Nesse momento de poucos horizontes o que mais desejo para mim, e, portanto, para os outros, é poder viver. Isso implica todas as condições do exercício da humanidade, descritas acima, que passam pelas atitudes que ponham a mim e a todos os parentes, amigos, conhecidos próximos e distantes e mesmo a quem não conheço, em segurança diante da pandemia que nos cerca de forma concreta e abstrata.

Estádio do Morumbi sem público para São Paulo e Santos, o último clássico realizado no estado antes da paralisação do futebol
Estádio do Morumbi sem público para São Paulo e Santos, o último clássico realizado no estado antes da paralisação do futebol - Eduardo Knapp-14.mar.20/Folhapress

Está bem difícil viver, é fato. A perda de referência no fim disso tudo, as informações falsas que nos atordoam incessantemente, a falta de liderança institucional, as tensões dentro dos lares pela perda de renda e o necessário distanciamento social levam até os mais fortes a vacilar. Se há 60 dias entrávamos em quarentena com a perspectiva de sair dela em poucas semanas, o que temos agora é apenas incerteza. Já não sabemos quando acabará, tampouco se acabará.
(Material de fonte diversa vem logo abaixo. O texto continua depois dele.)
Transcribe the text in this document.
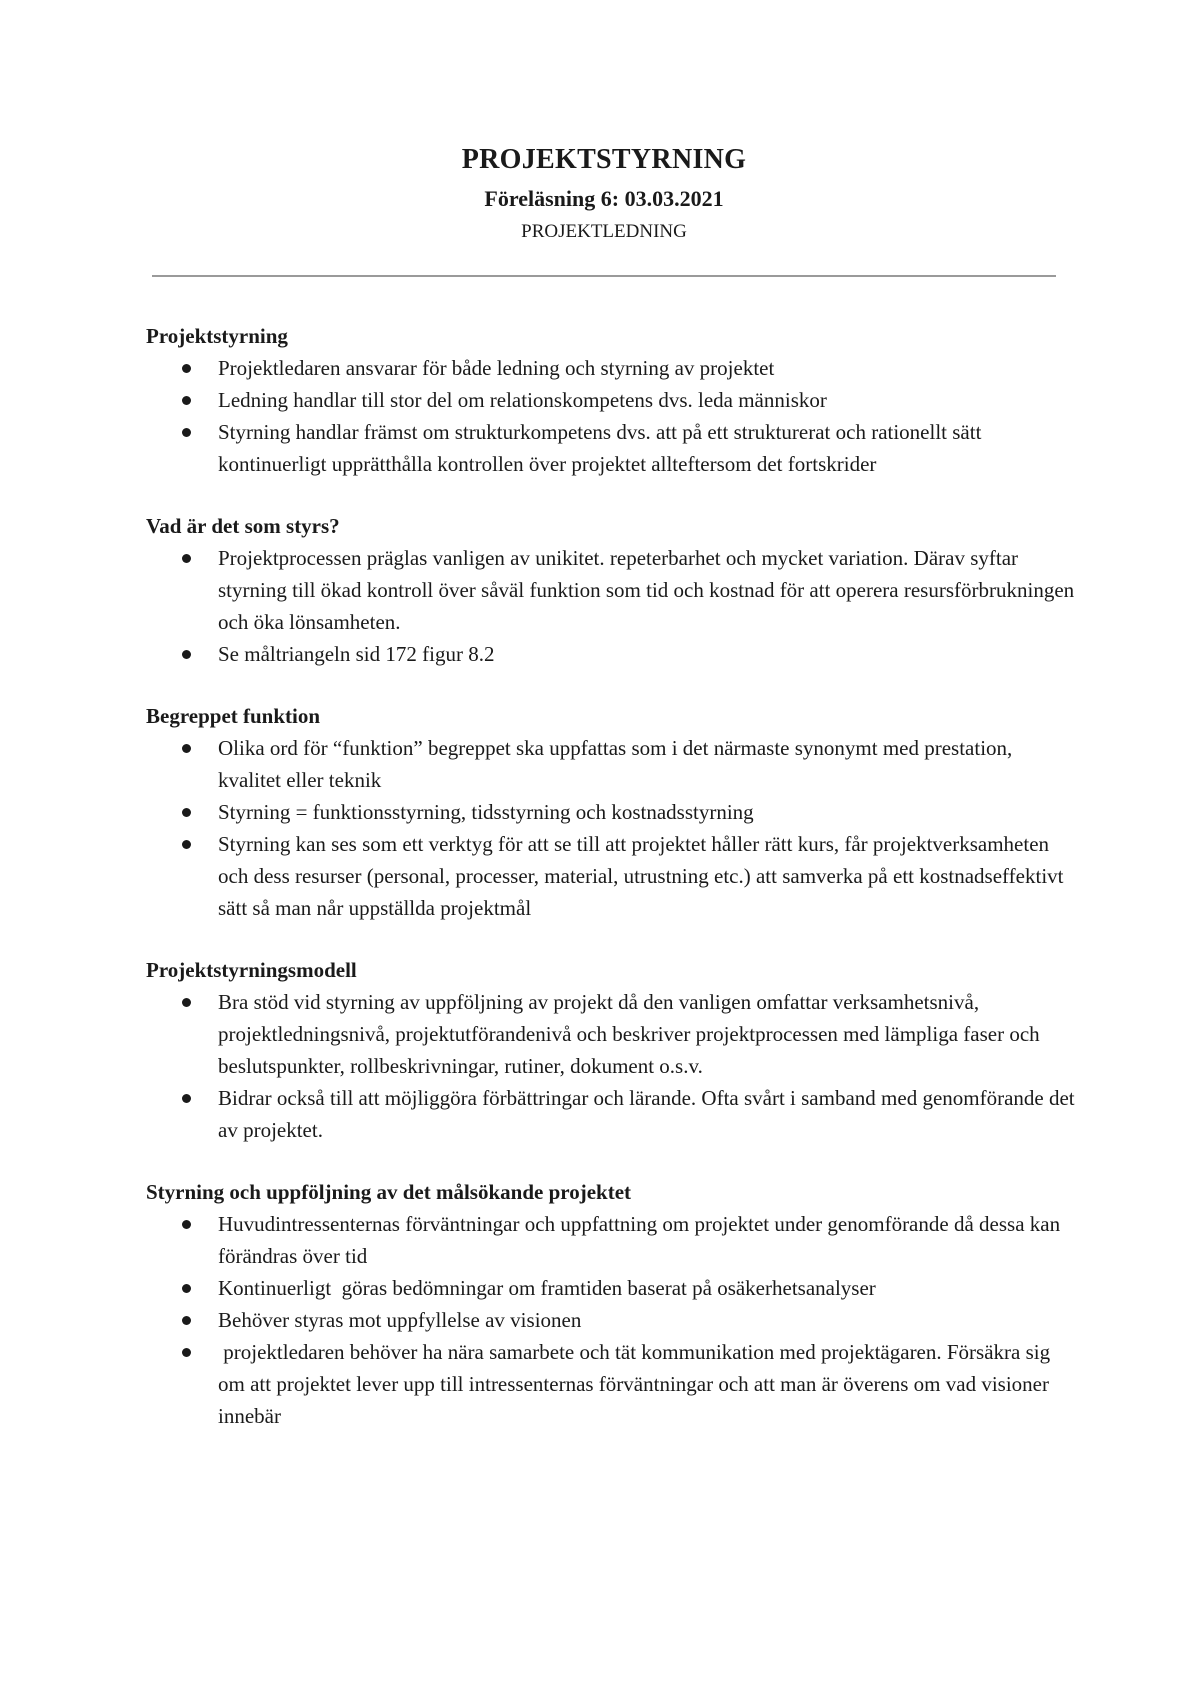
PROJEKTSTYRNING
Föreläsning 6: 03.03.2021
PROJEKTLEDNING
Projektstyrning
Projektledaren ansvarar för både ledning och styrning av projektet
Ledning handlar till stor del om relationskompetens dvs. leda människor
Styrning handlar främst om strukturkompetens dvs. att på ett strukturerat och rationellt sätt kontinuerligt upprätthålla kontrollen över projektet allteftersom det fortskrider
Vad är det som styrs?
Projektprocessen präglas vanligen av unikitet. repeterbarhet och mycket variation. Därav syftar styrning till ökad kontroll över såväl funktion som tid och kostnad för att operera resursförbrukningen och öka lönsamheten.
Se måltriangeln sid 172 figur 8.2
Begreppet funktion
Olika ord för “funktion” begreppet ska uppfattas som i det närmaste synonymt med prestation, kvalitet eller teknik
Styrning = funktionsstyrning, tidsstyrning och kostnadsstyrning
Styrning kan ses som ett verktyg för att se till att projektet håller rätt kurs, får projektverksamheten och dess resurser (personal, processer, material, utrustning etc.) att samverka på ett kostnadseffektivt sätt så man når uppställda projektmål
Projektstyrningsmodell
Bra stöd vid styrning av uppföljning av projekt då den vanligen omfattar verksamhetsnivå, projektledningsnivå, projektutförandenivå och beskriver projektprocessen med lämpliga faser och beslutspunkter, rollbeskrivningar, rutiner, dokument o.s.v.
Bidrar också till att möjliggöra förbättringar och lärande. Ofta svårt i samband med genomförande det av projektet.
Styrning och uppföljning av det målsökande projektet
Huvudintressenternas förväntningar och uppfattning om projektet under genomförande då dessa kan förändras över tid
Kontinuerligt  göras bedömningar om framtiden baserat på osäkerhetsanalyser
Behöver styras mot uppfyllelse av visionen
projektledaren behöver ha nära samarbete och tät kommunikation med projektägaren. Försäkra sig om att projektet lever upp till intressenternas förväntningar och att man är överens om vad visioner innebär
Já não podemos mais nos comunicar com a face, encoberta por uma máscara. Que ironia! Nós que nos tornamos peritos em disfarces para sobreviver. Entretanto, atrás dela está nossa boca, apenas encoberta, mas não amordaçada. Resta-nos então a voz e os olhos que tudo veem e também comunicam, não só como a janela da alma, mas como um farol a iluminar caminhos dos quase cegos, mas que ainda caminham buscando ouvir pelos orifícios que as máscaras não encobrem. Ou seja, com a capacidade que temos de adaptação, isso é um indício de que sobreviveremos.

É sempre importante lembrar que as coisas não iam bem antes do isolamento, mas o vírus e suas decorrências caíram como uma luva nas mãos daqueles que desejavam transformar um continente numa ilha.

O que hoje acontece no Brasil já não era novidade para parte do mundo que sofria com as consequências de uma doença ainda sem vacina. Mesmo assim, negou-se sua transmissão. Negou-se a verdade sobre a contaminação. Negam-se agora os óbitos. A pressão produtiva é uma fina cortina que encobre uma ética própria da produção: como viveremos sem a mais-valia? Enquanto isso, pouco importa a vida de quem produz o tão desejado lucro.

E como o esporte é um fenômeno que caminha de mãos dadas com o social, lá também se vê a atitude negacionista da esfera maior. A pressão produtiva entra em campo para ajudar a encobrir outras tantas mazelas anteriores à Covid-19.

Clubes, times e meios de comunicação reclamam da falta de jogos e da renda derivada deles. Como se vivessem em um mundo paralelo, ou negacionista, pensam em pressionar atletas para que voltem aos treinos e jogos em busca dos dividendos que só um jogo ao vivo, e sem cartas marcadas, pode proporcionar. Tratam atletas como máquinas, com nervos de aço e sem sangue nas veias, como já cantou Lupicínio Rodrigues.

Pensam que basta um pano com detergente e tudo estará limpo e esterilizado para o próximo uso. Negam que o jogo depende também de uma audiência física que mobiliza a ação esportiva para além de um enfrentamento que leva a qualquer resultado possível.

Que haja mais respeito pela vida. E que o esporte, como outras atividades produtivas, espere pelo tempo do retorno seguro à produção.